Daniel Arsham — Animal Architecture
Exhibition
Daniel Arsham
Animal Architecture
Past: March 20 → May 7, 2010
Architecture is a prevelant subject throughout the artwork of Daniel Arsham: environments with eroded walls and stairs going nowhere, landscapes where nature overrides structures, and a general sense of playfulness within existing architecture. His drawings of ruins in the middle of a luxurious and dominant nature reveal his fascination for the classical painters such as Nicolas Poussin and Hubert Robert. Nevertheless, the ruins he describes are those of the modernists buildings, evoking Mies van der Rohe and Le Corbusier.

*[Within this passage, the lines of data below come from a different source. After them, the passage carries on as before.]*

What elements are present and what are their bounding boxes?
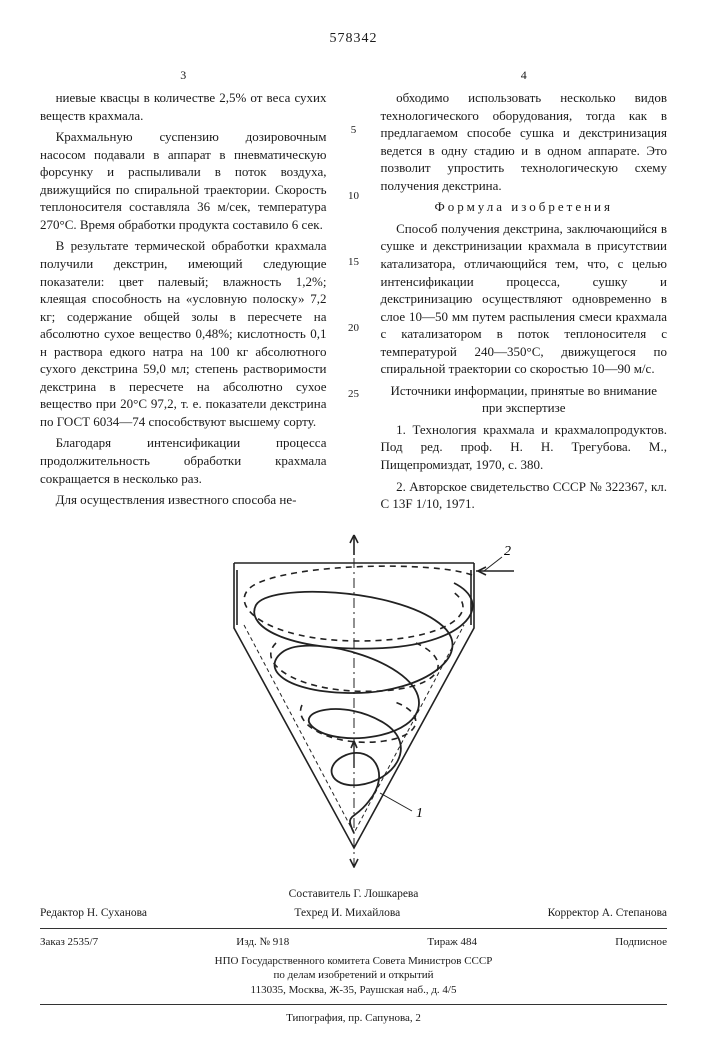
line-number: 20 xyxy=(347,321,361,336)
line-number: 15 xyxy=(347,255,361,270)
right-column: 4 обходимо использовать несколько видов … xyxy=(381,67,668,517)
spiral-diagram: 1 2 xyxy=(184,533,524,873)
claims-title: Формула изобретения xyxy=(381,198,668,216)
para: Благодаря интенсификации процесса продол… xyxy=(40,434,327,487)
credit-redaktor: Редактор Н. Суханова xyxy=(40,906,147,922)
left-col-number: 3 xyxy=(40,67,327,83)
credit-tehred: Техред И. Михайлова xyxy=(294,906,400,922)
para: Для осуществления известного способа не- xyxy=(40,491,327,509)
footer-org1: НПО Государственного комитета Совета Мин… xyxy=(40,954,667,969)
footer-izd: Изд. № 918 xyxy=(236,935,289,950)
footer-tirazh: Тираж 484 xyxy=(427,935,477,950)
right-col-number: 4 xyxy=(381,67,668,83)
para: Крахмальную суспензию дозировочным насос… xyxy=(40,128,327,233)
footer-zakaz: Заказ 2535/7 xyxy=(40,935,98,950)
two-column-body: 3 ниевые квасцы в количестве 2,5% от вес… xyxy=(40,67,667,517)
diagram-label-2: 2 xyxy=(504,544,511,559)
diagram-label-1: 1 xyxy=(416,806,423,821)
line-number: 10 xyxy=(347,189,361,204)
patent-number: 578342 xyxy=(40,30,667,49)
ref-item: 1. Технология крахмала и крахмалопродукт… xyxy=(381,421,668,474)
credits-block: Составитель Г. Лошкарева Редактор Н. Сух… xyxy=(40,887,667,1026)
line-numbers-gutter: 5 10 15 20 25 xyxy=(347,67,361,517)
refs-title: Источники информации, принятые во вниман… xyxy=(381,382,668,417)
footer-tipografiya: Типография, пр. Сапунова, 2 xyxy=(40,1011,667,1026)
credit-sostavitel: Составитель Г. Лошкарева xyxy=(40,887,667,903)
divider xyxy=(40,928,667,929)
credit-korrektor: Корректор А. Степанова xyxy=(548,906,667,922)
ref-item: 2. Авторское свидетельство СССР № 322367… xyxy=(381,478,668,513)
footer-podpisnoe: Подписное xyxy=(615,935,667,950)
left-column: 3 ниевые квасцы в количестве 2,5% от вес… xyxy=(40,67,327,517)
divider xyxy=(40,1004,667,1005)
line-number: 5 xyxy=(347,123,361,138)
para: В результате термической обработки крахм… xyxy=(40,237,327,430)
para: обходимо использовать несколько видов те… xyxy=(381,89,668,194)
footer-org2: по делам изобретений и открытий xyxy=(40,968,667,983)
para: ниевые квасцы в количестве 2,5% от веса … xyxy=(40,89,327,124)
diagram-svg: 1 2 xyxy=(184,533,524,873)
footer-addr: 113035, Москва, Ж-35, Раушская наб., д. … xyxy=(40,983,667,998)
para: Способ получения декстрина, заключающийс… xyxy=(381,220,668,378)
line-number: 25 xyxy=(347,387,361,402)
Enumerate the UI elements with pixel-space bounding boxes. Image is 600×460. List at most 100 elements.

Arsham’s new series of Gouache on Mylar drawings are inspired by etchings of Gustave Doré and Albrecht Dürer, among others, with Arsham rehashing old images into new stories. The artist has said that “The type of line work found in etchings brings to mind a certain time period, though in my work time has been compressed. Through the use of imagery foreign to the period and to the place, the imagery becomes timeless. There is a post-human quality to this series.” The act of recreating the etching lines by brush is a modern approach to a classic form of image making. The drawings feature various animals: kangaroos, owls and donkeys, staring at or interacting with floating architectural forms of different shapes and sizes. The animals appear both perplexed and intrigued with these human objects and seem to be lost in contemplation. “Animals have a unique relationship with architecture because it is not built for them. When we are confronted with the animal’s ambiguous connection to a world designed for humans, we are better equipped to ask questions about our own relationships to architecture.” Arsham has said.
In tandem, Arsham presents a new series of sculptures that replicate in real scale “push puppets,” figurines recollected from childhood. He creates various life-sized animals that slowly collapse and reform again after a while. The effect of the constant rises and falls of the puppet animals gives the pieces an enduring, sad and subtly frightening feel. The choice to use toy models of the animals, instead of life models, takes the work one step further away from nature. Arsham has effectively recreated the animals architecturally, which unites these intriguing and uncanny pieces to the other works on display.
The series of sculptures entitled Pixel Clouds reveals Arsham’s fascination with architecture and its relationship to nature which takes him into new territory. The artist begins with digital photographs of clouds, drastically increased, creating a tapestry of digital color pixels. The individual colors from the image are transferred into hand-painted balls, which are assembled to form clouds that inhabit the gallery space. By examining how concepts like time, nature and color are built, Arsham challenges the conventional methods of looking at the architecture. Two new cube sculptures will also be presented that carry Arsham’s erosion works onto autonomous forms separate from the architecture.